It may only be a big hole in the ground right now, but the Vantage College project has already angered many university students who say the money could have been better spent to improve student housing and limit tuition increases.
"It's very disrespectful, said UBC student Aspen Dirk, "and a bit of a slap to the face."
Students say UBC is spending $127.5 million at a time when money is tight to build a stand-alone college complete with its own residential tower for 1,000 international students.
The website for the college, which targets wealthy overseas Asian students, promises "round the clock support," a "custom curriculum," and lower class sizes.
It allows students whose English-language test scores don't meet UBC's standards (but whose academic standards do) to enter a special first-year program designed just for them. If they complete the first-year program successfully, then they are able to continue into their second year at UBC.
Students will pay more than $50,000 a year for the privilege which includes tuition, accommodation and health care.
International students only
Even domestic students with English-as-a-second-language needs who can afford it, still aren't welcome.
"You can only apply to Vantage College if you are an international student, not a Canadian citizen or a permanent resident," says the Vantage College website.
The Canadian Federation of Students says trying to make up funding shortfalls by building an elite college for wealthy students is backwards thinking.
"Vantage College is one instance of where the funding priorities are wrong and what we need to be doing is looking at where we're failing current and existing students and Canadians who are in the system right now," says spokesman Zachary Crispin.
While UBC pours money into Vantage College and its 1,000-room tower, it faces a student housing shortage with 5,200 people on the waiting list.

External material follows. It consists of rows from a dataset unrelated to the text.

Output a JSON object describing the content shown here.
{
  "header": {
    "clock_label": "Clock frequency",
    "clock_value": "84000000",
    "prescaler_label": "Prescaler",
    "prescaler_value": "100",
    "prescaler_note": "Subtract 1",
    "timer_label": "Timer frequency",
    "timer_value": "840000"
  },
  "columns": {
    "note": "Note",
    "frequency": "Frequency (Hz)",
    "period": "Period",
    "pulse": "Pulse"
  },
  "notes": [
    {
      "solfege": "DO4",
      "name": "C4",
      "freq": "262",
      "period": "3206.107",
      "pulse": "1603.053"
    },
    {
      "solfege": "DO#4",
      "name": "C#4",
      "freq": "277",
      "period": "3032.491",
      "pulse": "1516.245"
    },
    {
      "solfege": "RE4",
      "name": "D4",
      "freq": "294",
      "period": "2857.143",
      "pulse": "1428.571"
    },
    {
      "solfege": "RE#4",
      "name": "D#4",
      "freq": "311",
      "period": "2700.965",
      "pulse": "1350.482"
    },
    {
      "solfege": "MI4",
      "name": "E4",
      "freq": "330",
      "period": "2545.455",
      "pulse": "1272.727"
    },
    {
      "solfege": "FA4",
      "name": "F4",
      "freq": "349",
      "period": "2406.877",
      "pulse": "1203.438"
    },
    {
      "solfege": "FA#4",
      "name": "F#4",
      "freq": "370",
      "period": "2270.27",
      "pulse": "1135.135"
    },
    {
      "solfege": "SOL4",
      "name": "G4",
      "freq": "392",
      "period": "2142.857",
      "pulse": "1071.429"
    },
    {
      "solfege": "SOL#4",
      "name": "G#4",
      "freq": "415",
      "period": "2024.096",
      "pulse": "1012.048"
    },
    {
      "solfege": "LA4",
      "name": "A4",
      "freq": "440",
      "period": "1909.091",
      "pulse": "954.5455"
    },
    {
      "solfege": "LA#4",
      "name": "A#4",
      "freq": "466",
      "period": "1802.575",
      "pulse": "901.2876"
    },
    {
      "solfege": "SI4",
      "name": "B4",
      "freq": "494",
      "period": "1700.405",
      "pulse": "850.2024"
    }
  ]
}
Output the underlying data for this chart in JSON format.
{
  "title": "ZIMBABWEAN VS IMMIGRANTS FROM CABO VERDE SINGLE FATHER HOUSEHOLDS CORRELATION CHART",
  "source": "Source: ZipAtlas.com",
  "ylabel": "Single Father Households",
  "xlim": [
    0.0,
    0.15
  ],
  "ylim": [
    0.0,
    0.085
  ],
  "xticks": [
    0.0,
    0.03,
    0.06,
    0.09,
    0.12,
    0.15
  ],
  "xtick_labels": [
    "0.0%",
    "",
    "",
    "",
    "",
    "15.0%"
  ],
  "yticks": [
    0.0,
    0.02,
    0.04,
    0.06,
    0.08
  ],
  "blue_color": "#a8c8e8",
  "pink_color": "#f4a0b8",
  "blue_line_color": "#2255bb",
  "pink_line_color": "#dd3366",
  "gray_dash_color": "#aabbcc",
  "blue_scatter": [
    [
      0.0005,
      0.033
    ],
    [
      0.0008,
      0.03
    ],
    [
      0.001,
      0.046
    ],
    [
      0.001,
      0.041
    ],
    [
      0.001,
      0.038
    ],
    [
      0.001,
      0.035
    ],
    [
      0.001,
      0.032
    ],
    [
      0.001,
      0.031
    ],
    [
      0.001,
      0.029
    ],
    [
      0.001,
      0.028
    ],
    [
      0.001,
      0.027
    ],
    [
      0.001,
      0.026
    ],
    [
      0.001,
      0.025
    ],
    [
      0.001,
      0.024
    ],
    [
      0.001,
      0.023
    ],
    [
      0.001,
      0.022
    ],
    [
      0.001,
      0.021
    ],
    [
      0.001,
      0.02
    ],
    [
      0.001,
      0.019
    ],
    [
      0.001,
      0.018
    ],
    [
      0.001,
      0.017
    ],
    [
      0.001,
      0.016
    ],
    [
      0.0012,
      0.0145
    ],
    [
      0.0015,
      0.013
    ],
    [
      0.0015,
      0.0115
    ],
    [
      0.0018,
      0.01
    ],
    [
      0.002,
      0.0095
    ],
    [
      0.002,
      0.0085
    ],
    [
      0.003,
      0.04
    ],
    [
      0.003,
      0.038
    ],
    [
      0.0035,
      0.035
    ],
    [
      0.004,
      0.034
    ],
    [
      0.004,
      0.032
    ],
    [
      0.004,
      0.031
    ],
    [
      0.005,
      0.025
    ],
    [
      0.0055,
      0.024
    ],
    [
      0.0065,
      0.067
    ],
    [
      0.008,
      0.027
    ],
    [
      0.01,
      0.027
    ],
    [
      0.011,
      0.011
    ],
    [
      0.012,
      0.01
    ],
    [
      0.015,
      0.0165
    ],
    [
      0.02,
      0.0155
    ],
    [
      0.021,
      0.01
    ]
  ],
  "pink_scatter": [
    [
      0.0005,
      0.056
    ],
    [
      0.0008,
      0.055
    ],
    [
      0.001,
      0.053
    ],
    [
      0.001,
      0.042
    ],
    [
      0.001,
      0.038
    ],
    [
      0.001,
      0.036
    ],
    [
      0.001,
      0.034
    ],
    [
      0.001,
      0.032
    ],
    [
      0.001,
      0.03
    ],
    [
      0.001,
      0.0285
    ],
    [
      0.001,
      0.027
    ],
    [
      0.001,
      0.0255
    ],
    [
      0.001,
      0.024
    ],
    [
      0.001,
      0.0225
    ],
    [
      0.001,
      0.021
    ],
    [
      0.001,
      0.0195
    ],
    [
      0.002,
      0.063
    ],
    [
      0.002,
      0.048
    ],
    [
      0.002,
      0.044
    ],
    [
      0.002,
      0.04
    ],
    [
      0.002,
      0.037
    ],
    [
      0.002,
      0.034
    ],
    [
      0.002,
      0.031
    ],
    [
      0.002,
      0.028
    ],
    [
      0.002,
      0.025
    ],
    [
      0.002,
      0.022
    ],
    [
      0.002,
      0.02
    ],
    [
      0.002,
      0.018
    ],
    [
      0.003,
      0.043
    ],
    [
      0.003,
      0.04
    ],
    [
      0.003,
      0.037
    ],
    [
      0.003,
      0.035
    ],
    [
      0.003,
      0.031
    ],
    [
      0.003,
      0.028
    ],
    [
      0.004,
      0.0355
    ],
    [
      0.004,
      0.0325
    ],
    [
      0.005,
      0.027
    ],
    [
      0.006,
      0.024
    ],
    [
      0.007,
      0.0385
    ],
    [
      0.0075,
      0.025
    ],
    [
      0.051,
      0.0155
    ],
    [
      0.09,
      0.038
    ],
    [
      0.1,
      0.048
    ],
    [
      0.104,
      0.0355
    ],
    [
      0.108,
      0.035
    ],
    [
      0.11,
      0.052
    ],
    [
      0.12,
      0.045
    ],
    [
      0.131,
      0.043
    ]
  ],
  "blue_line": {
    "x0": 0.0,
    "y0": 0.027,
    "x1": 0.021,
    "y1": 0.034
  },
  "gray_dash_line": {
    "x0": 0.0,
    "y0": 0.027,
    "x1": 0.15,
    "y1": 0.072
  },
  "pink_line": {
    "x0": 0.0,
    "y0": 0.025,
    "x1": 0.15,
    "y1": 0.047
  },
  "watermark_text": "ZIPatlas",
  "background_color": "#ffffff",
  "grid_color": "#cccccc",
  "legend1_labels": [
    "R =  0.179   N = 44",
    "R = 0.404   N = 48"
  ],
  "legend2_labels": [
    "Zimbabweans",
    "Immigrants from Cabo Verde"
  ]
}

Students are also looking at a 20 per cent increase in housing fees.
Next year's regular international students, whose fees are more than double those of domestic students, are facing a 10 per cent tuition fee increase.
Artist's rendering of Vantage College, which is currently under construction at UBC.UBC students worry about creation of elite class
UBC's student association worries Vantage College students will be living a segregated, privileged existence.
"It really is a big worry that they're not going to be fully integrated and they're going to be separate and continue to be friends with each other, but maybe not the wider community," said Alma Mater Society vice-president Anne Kessler.
"I think there's kind of a sense that, what are these students doing here? Are they really going to be integrated into campus? Are they getting better services?"
UBC says it is building Vantage College to provide better support to students whose second language is English, but admits it can also use the revenue.
Angela Redish, the university's associate vice-president of enrolment, says Vantage College will help alleviate financial pressure on the university, which also benefits students.
"UBC is facing financial pressures as are public institutions across the continent, maybe across the globe, and this is one of the ways are trying to deal with that," she said.
But that still doesn't sit well with some students.
"UBC is becoming more and more an elitist school," says Dirk, "...the poor need not apply."
Even without a bricks-and-mortar building, there's already been an initial intake of 200 Vantage College students in September. Those students displaced a number of regular UBC students from existing campus housing as the Vantage College residential tower isn't ready yet.